Within my db I have table prediction_fsd with about 5 million entries. The site table contains approx 3 million entries. I need to execute queries that look like
SELECT prediction_fsd.id AS prediction_fsd_id,
prediction_fsd.site_id AS prediction_fsd_site_id,
prediction_fsd.html_hash AS prediction_fsd_html_hash,
prediction_fsd.prediction AS prediction_fsd_prediction,
prediction_fsd.algorithm AS prediction_fsd_algorithm,
prediction_fsd.model_version AS prediction_fsd_model_version,
prediction_fsd.timestamp AS prediction_fsd_timestamp,
site_1.id AS site_1_id,
site_1.url AS site_1_url,
site_1.status AS site_1_status
FROM prediction_fsd
LEFT OUTER JOIN site AS site_1
ON site_1.id = prediction_fsd.site_id
WHERE 95806 = prediction_fsd.site_id
AND prediction_fsd.algorithm = 'xgboost'
ORDER BY prediction_fsd.timestamp DESC
LIMIT 1
at the moment this query takes about ~4 seconds. I'd like to reduce that by introducing an index. Which tables and fields should I include in that index. I'm having troubles properly understanding the EXPLAIN ANALYZE output of Postgres
CodePudding user response:
Use index. Kindly check the How to use index PostgreSQL in documentation.
Use index with from table.
CodePudding user response:
CREATE INDEX prediction_fsd_site_id_algorithm_timestamp
ON public.prediction_fsd USING btree
(site_id, algorithm, "timestamp" DESC)
TABLESPACE pg_default;
By introducing a combined index as suggested by Frank Heikens I was able to bring down the query execution time to 0.25s
CodePudding user response:
These three SQL lines point to a possible BTREE index to help you.
WHERE 95806 = prediction_fsd.site_id
AND prediction_fsd.algorithm = 'xgboost'
ORDER BY prediction_fsd.timestamp DESC
You're filtering the rows of the table by equality on two columns, and ordering by the third column. So try this index.
CREATE INDEX site_alg_ts ON prediction_fsd
(site_id, algorithm, timestamp DESC);
This BTREE index lets PostgreSQL random-access it to the first eligible row, which happens also to be the row you want with your ORDER BY ... LIMIT 1 clause.
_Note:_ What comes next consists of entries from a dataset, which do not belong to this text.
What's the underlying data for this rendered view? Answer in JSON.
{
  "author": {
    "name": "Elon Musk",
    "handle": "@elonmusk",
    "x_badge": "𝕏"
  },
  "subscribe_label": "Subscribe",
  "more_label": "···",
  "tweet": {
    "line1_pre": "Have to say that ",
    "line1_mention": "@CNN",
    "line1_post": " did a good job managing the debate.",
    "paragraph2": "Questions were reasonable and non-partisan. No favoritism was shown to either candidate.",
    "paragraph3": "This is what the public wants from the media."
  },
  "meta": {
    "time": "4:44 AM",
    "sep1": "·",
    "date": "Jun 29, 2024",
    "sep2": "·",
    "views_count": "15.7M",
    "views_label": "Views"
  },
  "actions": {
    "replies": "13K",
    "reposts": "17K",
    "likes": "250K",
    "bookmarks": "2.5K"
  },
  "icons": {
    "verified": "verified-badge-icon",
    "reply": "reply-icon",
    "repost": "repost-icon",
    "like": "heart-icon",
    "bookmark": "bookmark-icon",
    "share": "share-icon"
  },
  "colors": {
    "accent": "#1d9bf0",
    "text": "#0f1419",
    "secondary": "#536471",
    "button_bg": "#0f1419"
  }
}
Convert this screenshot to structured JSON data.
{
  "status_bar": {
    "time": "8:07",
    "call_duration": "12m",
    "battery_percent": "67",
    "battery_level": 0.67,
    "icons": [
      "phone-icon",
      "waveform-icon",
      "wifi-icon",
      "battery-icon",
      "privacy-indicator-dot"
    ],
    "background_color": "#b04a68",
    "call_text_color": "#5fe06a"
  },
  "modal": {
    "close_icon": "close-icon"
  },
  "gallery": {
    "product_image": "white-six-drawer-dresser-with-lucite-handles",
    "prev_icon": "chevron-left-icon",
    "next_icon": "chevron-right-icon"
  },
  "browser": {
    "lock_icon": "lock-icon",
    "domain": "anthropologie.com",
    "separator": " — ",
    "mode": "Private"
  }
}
The query plan in your question says that PostgreSQL did an expensive Parallel Sequential Scan on all five megarows of that table. This index will almost certainly change that to a cheap index lookup.
On the other table, it appears that you already look up rows in it via the primary key id. So you don't need any other index for that one.